Self-recoverable Pd–Ru/TiO2 nanocatalysts with ultrastability towards ethanol electrooxidation†
Abstract
Self-recoverable Pd–Ru/TiO2 nanocatalysts have been prepared by electrochemical stripping of Pd–Ru/TiO2 precursors. For the ethanol oxidation reaction (EOR), these Pd–Ru/TiO2 nanocatalysts are used as an anode catalyst. The characterization of catalysts via chronoamperometry has been repeated 15 times. After 15 stability tests, the Pd1Ru0.69/TiO2 nanocatalysts still achieve a factor of 9.4 enhancement at the residual current density (309.42 mA mgPd−1) for the EOR over commercial Pd/C catalysts (33.01 mA mgPd−1).
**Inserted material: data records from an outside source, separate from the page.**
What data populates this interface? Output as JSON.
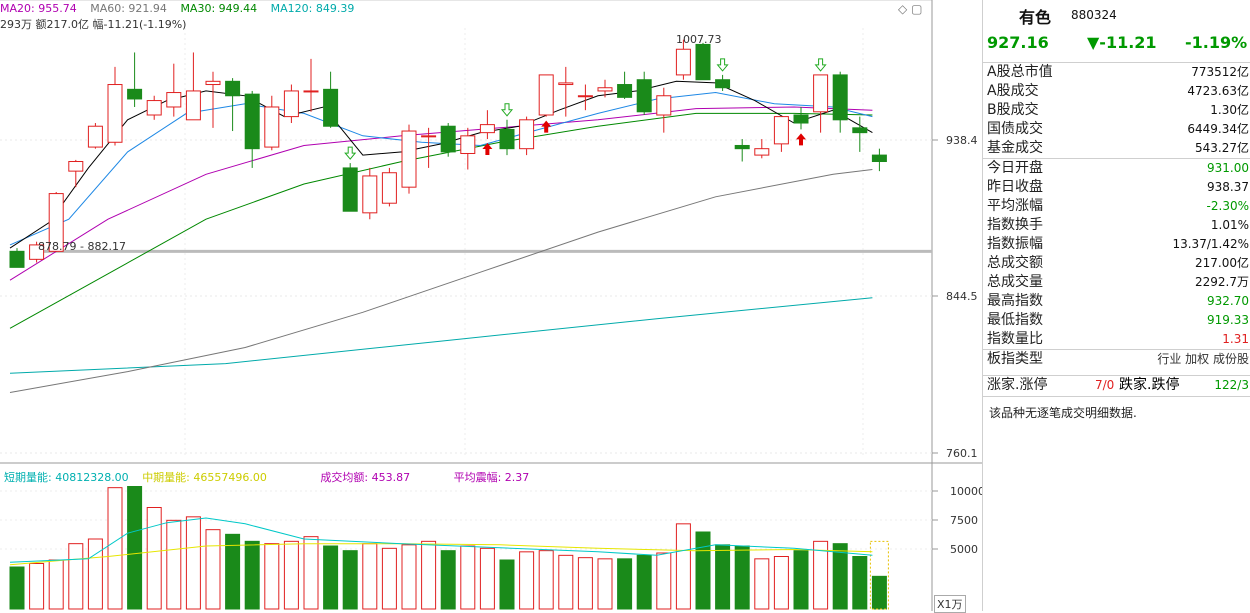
{
  "legend": {
    "ma20": "MA20: 955.74",
    "ma60": "MA60: 921.94",
    "ma30": "MA30: 949.44",
    "ma120": "MA120: 849.39",
    "stat": "293万 额217.0亿 幅-11.21(-1.19%)"
  },
  "vol_legend": {
    "short": "短期量能: 40812328.00",
    "mid": "中期量能: 46557496.00",
    "avg_amount": "成交均额: 453.87",
    "avg_amp": "平均震幅: 2.37"
  },
  "annotations": {
    "high": "1007.73",
    "range": "878.79 - 882.17"
  },
  "axis": {
    "price_ticks": [
      "938.4",
      "844.5",
      "760.1"
    ],
    "vol_ticks": [
      "10000",
      "7500",
      "5000"
    ],
    "vol_unit": "X1万"
  },
  "colors": {
    "up": "#e02020",
    "down": "#1a8a1a",
    "ma5": "#000000",
    "ma10": "#1e88e5",
    "ma20": "#b000b0",
    "ma30": "#008800",
    "ma60": "#777777",
    "ma120": "#00aaaa",
    "vol_short": "#00c8c8",
    "vol_mid": "#e6e600"
  },
  "chart_data": {
    "type": "candlestick",
    "y_range": [
      751,
      1016
    ],
    "volume_range": [
      0,
      10800
    ],
    "volume_unit": "万",
    "candles": [
      {
        "o": 878,
        "h": 880,
        "l": 868,
        "c": 868,
        "v": 3600
      },
      {
        "o": 873,
        "h": 884,
        "l": 871,
        "c": 882,
        "v": 3900
      },
      {
        "o": 878,
        "h": 915,
        "l": 878,
        "c": 914,
        "v": 4200
      },
      {
        "o": 928,
        "h": 935,
        "l": 918,
        "c": 934,
        "v": 5600
      },
      {
        "o": 943,
        "h": 958,
        "l": 942,
        "c": 956,
        "v": 6000
      },
      {
        "o": 946,
        "h": 993,
        "l": 944,
        "c": 982,
        "v": 10400
      },
      {
        "o": 979,
        "h": 1002,
        "l": 968,
        "c": 973,
        "v": 10500
      },
      {
        "o": 963,
        "h": 975,
        "l": 960,
        "c": 972,
        "v": 8700
      },
      {
        "o": 968,
        "h": 995,
        "l": 962,
        "c": 977,
        "v": 7600
      },
      {
        "o": 960,
        "h": 1002,
        "l": 960,
        "c": 978,
        "v": 7900
      },
      {
        "o": 982,
        "h": 990,
        "l": 955,
        "c": 984,
        "v": 6800
      },
      {
        "o": 984,
        "h": 986,
        "l": 953,
        "c": 975,
        "v": 6400
      },
      {
        "o": 976,
        "h": 978,
        "l": 930,
        "c": 942,
        "v": 5800
      },
      {
        "o": 943,
        "h": 975,
        "l": 941,
        "c": 968,
        "v": 5600
      },
      {
        "o": 962,
        "h": 982,
        "l": 958,
        "c": 978,
        "v": 5800
      },
      {
        "o": 978,
        "h": 998,
        "l": 965,
        "c": 978,
        "v": 6200
      },
      {
        "o": 979,
        "h": 990,
        "l": 955,
        "c": 956,
        "v": 5400
      },
      {
        "o": 930,
        "h": 933,
        "l": 903,
        "c": 903,
        "v": 5000
      },
      {
        "o": 902,
        "h": 930,
        "l": 898,
        "c": 925,
        "v": 5600
      },
      {
        "o": 908,
        "h": 930,
        "l": 906,
        "c": 927,
        "v": 5200
      },
      {
        "o": 918,
        "h": 957,
        "l": 914,
        "c": 953,
        "v": 5500
      },
      {
        "o": 950,
        "h": 955,
        "l": 930,
        "c": 950,
        "v": 5800
      },
      {
        "o": 956,
        "h": 958,
        "l": 937,
        "c": 940,
        "v": 5000
      },
      {
        "o": 939,
        "h": 955,
        "l": 929,
        "c": 950,
        "v": 5400
      },
      {
        "o": 952,
        "h": 966,
        "l": 948,
        "c": 957,
        "v": 5200
      },
      {
        "o": 954,
        "h": 960,
        "l": 938,
        "c": 942,
        "v": 4200
      },
      {
        "o": 942,
        "h": 962,
        "l": 938,
        "c": 960,
        "v": 4900
      },
      {
        "o": 963,
        "h": 988,
        "l": 962,
        "c": 988,
        "v": 5000
      },
      {
        "o": 982,
        "h": 993,
        "l": 962,
        "c": 983,
        "v": 4600
      },
      {
        "o": 975,
        "h": 982,
        "l": 966,
        "c": 975,
        "v": 4400
      },
      {
        "o": 978,
        "h": 985,
        "l": 974,
        "c": 980,
        "v": 4300
      },
      {
        "o": 982,
        "h": 990,
        "l": 973,
        "c": 974,
        "v": 4300
      },
      {
        "o": 985,
        "h": 990,
        "l": 963,
        "c": 965,
        "v": 4600
      },
      {
        "o": 963,
        "h": 980,
        "l": 952,
        "c": 975,
        "v": 4800
      },
      {
        "o": 988,
        "h": 1010,
        "l": 985,
        "c": 1004,
        "v": 7300
      },
      {
        "o": 1007,
        "h": 1008,
        "l": 985,
        "c": 985,
        "v": 6600
      },
      {
        "o": 985,
        "h": 988,
        "l": 978,
        "c": 980,
        "v": 5500
      },
      {
        "o": 944,
        "h": 948,
        "l": 934,
        "c": 942,
        "v": 5400
      },
      {
        "o": 938,
        "h": 948,
        "l": 936,
        "c": 942,
        "v": 4300
      },
      {
        "o": 945,
        "h": 962,
        "l": 940,
        "c": 962,
        "v": 4500
      },
      {
        "o": 963,
        "h": 968,
        "l": 954,
        "c": 958,
        "v": 5000
      },
      {
        "o": 965,
        "h": 988,
        "l": 952,
        "c": 988,
        "v": 5800
      },
      {
        "o": 988,
        "h": 990,
        "l": 952,
        "c": 960,
        "v": 5600
      },
      {
        "o": 955,
        "h": 962,
        "l": 940,
        "c": 952,
        "v": 4500
      },
      {
        "o": 938,
        "h": 942,
        "l": 928,
        "c": 934,
        "v": 2800
      }
    ],
    "ma5": [
      {
        "i": 0,
        "y": 880
      },
      {
        "i": 2,
        "y": 896
      },
      {
        "i": 4,
        "y": 930
      },
      {
        "i": 6,
        "y": 960
      },
      {
        "i": 8,
        "y": 972
      },
      {
        "i": 10,
        "y": 978
      },
      {
        "i": 12,
        "y": 975
      },
      {
        "i": 14,
        "y": 962
      },
      {
        "i": 16,
        "y": 968
      },
      {
        "i": 18,
        "y": 938
      },
      {
        "i": 20,
        "y": 940
      },
      {
        "i": 22,
        "y": 945
      },
      {
        "i": 24,
        "y": 952
      },
      {
        "i": 26,
        "y": 956
      },
      {
        "i": 28,
        "y": 966
      },
      {
        "i": 30,
        "y": 975
      },
      {
        "i": 32,
        "y": 978
      },
      {
        "i": 34,
        "y": 984
      },
      {
        "i": 36,
        "y": 983
      },
      {
        "i": 38,
        "y": 972
      },
      {
        "i": 40,
        "y": 958
      },
      {
        "i": 42,
        "y": 966
      },
      {
        "i": 44,
        "y": 952
      }
    ],
    "ma10": [
      {
        "i": 0,
        "y": 882
      },
      {
        "i": 3,
        "y": 898
      },
      {
        "i": 6,
        "y": 940
      },
      {
        "i": 9,
        "y": 964
      },
      {
        "i": 12,
        "y": 970
      },
      {
        "i": 15,
        "y": 964
      },
      {
        "i": 18,
        "y": 950
      },
      {
        "i": 21,
        "y": 946
      },
      {
        "i": 24,
        "y": 944
      },
      {
        "i": 27,
        "y": 954
      },
      {
        "i": 30,
        "y": 964
      },
      {
        "i": 33,
        "y": 973
      },
      {
        "i": 36,
        "y": 977
      },
      {
        "i": 39,
        "y": 970
      },
      {
        "i": 42,
        "y": 968
      },
      {
        "i": 44,
        "y": 962
      }
    ],
    "ma20": [
      {
        "i": 0,
        "y": 860
      },
      {
        "i": 5,
        "y": 898
      },
      {
        "i": 10,
        "y": 926
      },
      {
        "i": 15,
        "y": 944
      },
      {
        "i": 20,
        "y": 950
      },
      {
        "i": 25,
        "y": 955
      },
      {
        "i": 30,
        "y": 960
      },
      {
        "i": 35,
        "y": 967
      },
      {
        "i": 40,
        "y": 968
      },
      {
        "i": 44,
        "y": 966
      }
    ],
    "ma30": [
      {
        "i": 0,
        "y": 830
      },
      {
        "i": 5,
        "y": 864
      },
      {
        "i": 10,
        "y": 898
      },
      {
        "i": 15,
        "y": 920
      },
      {
        "i": 20,
        "y": 934
      },
      {
        "i": 25,
        "y": 946
      },
      {
        "i": 30,
        "y": 956
      },
      {
        "i": 35,
        "y": 964
      },
      {
        "i": 40,
        "y": 964
      },
      {
        "i": 44,
        "y": 963
      }
    ],
    "ma60": [
      {
        "i": 0,
        "y": 790
      },
      {
        "i": 6,
        "y": 803
      },
      {
        "i": 12,
        "y": 818
      },
      {
        "i": 18,
        "y": 840
      },
      {
        "i": 24,
        "y": 865
      },
      {
        "i": 30,
        "y": 890
      },
      {
        "i": 36,
        "y": 912
      },
      {
        "i": 42,
        "y": 926
      },
      {
        "i": 44,
        "y": 929
      }
    ],
    "ma120": [
      {
        "i": 0,
        "y": 802
      },
      {
        "i": 11,
        "y": 808
      },
      {
        "i": 22,
        "y": 822
      },
      {
        "i": 33,
        "y": 836
      },
      {
        "i": 44,
        "y": 849
      }
    ],
    "vol_short": [
      {
        "i": 0,
        "y": 4000
      },
      {
        "i": 4,
        "y": 4300
      },
      {
        "i": 6,
        "y": 6500
      },
      {
        "i": 8,
        "y": 7400
      },
      {
        "i": 10,
        "y": 7800
      },
      {
        "i": 12,
        "y": 7300
      },
      {
        "i": 15,
        "y": 6000
      },
      {
        "i": 20,
        "y": 5600
      },
      {
        "i": 30,
        "y": 4900
      },
      {
        "i": 33,
        "y": 4600
      },
      {
        "i": 36,
        "y": 5500
      },
      {
        "i": 40,
        "y": 5200
      },
      {
        "i": 44,
        "y": 4600
      }
    ],
    "vol_mid": [
      {
        "i": 0,
        "y": 3800
      },
      {
        "i": 5,
        "y": 4500
      },
      {
        "i": 10,
        "y": 5400
      },
      {
        "i": 15,
        "y": 5600
      },
      {
        "i": 20,
        "y": 5600
      },
      {
        "i": 25,
        "y": 5500
      },
      {
        "i": 30,
        "y": 5200
      },
      {
        "i": 35,
        "y": 5000
      },
      {
        "i": 40,
        "y": 5100
      },
      {
        "i": 44,
        "y": 4900
      }
    ],
    "support_line": 878,
    "up_arrows": [
      24,
      27,
      40
    ],
    "down_arrows": [
      17,
      25,
      36,
      41
    ]
  },
  "panel": {
    "name": "有色",
    "code": "880324",
    "price": "927.16",
    "change": "▼-11.21",
    "pct": "-1.19%",
    "rows": [
      {
        "k": "A股总市值",
        "v": "773512亿",
        "c": "#111111"
      },
      {
        "k": "A股成交",
        "v": "4723.63亿",
        "c": "#111111"
      },
      {
        "k": "B股成交",
        "v": "1.30亿",
        "c": "#111111"
      },
      {
        "k": "国债成交",
        "v": "6449.34亿",
        "c": "#111111"
      },
      {
        "k": "基金成交",
        "v": "543.27亿",
        "c": "#111111"
      },
      {
        "k": "今日开盘",
        "v": "931.00",
        "c": "#009900"
      },
      {
        "k": "昨日收盘",
        "v": "938.37",
        "c": "#111111"
      },
      {
        "k": "平均涨幅",
        "v": "-2.30%",
        "c": "#009900"
      },
      {
        "k": "指数换手",
        "v": "1.01%",
        "c": "#111111"
      },
      {
        "k": "指数振幅",
        "v": "13.37/1.42%",
        "c": "#111111"
      },
      {
        "k": "总成交额",
        "v": "217.00亿",
        "c": "#111111"
      },
      {
        "k": "总成交量",
        "v": "2292.7万",
        "c": "#111111"
      },
      {
        "k": "最高指数",
        "v": "932.70",
        "c": "#009900"
      },
      {
        "k": "最低指数",
        "v": "919.33",
        "c": "#009900"
      },
      {
        "k": "指数量比",
        "v": "1.31",
        "c": "#e02020"
      },
      {
        "k": "板指类型",
        "v": "行业 加权 成份股",
        "c": "#333333"
      }
    ],
    "limit_row": {
      "k1": "涨家.涨停",
      "v1": "7/0",
      "k2": "跌家.跌停",
      "v2": "122/3"
    },
    "note": "该品种无逐笔成交明细数据."
  }
}
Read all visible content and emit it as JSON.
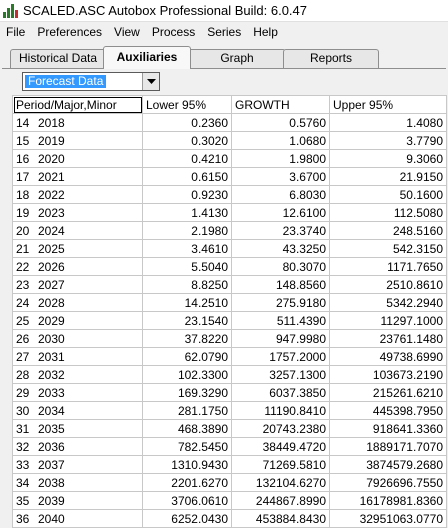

From the 5th to 15th test, when each 10 000 s stability test is performed in a fresh ethanol electrolyte, the initial and residual current density of the catalysts could recover to the original or even better value in a few hours before performing another 10 000 s stability test. Herein, these Pd–Ru/TiO2 nanocatalysts with ultrastability towards ethanol electrooxidation are self-recoverable. Density functional theory calculations reveal that the introduction of oxophilic metal Ru and a TiO2 support into Pd-based catalysts and the synergistic effects between Ru and TiO2 have led to the ultrastability towards the EOR. The introduction of oxophilic metal Ru and a TiO2 support into catalysts can reduce the adsorption energy of OHads on the Pd–Ru/TiO2 nanocatalysts, and it will inhibit the COads produced and adsorbed on the Pd surface.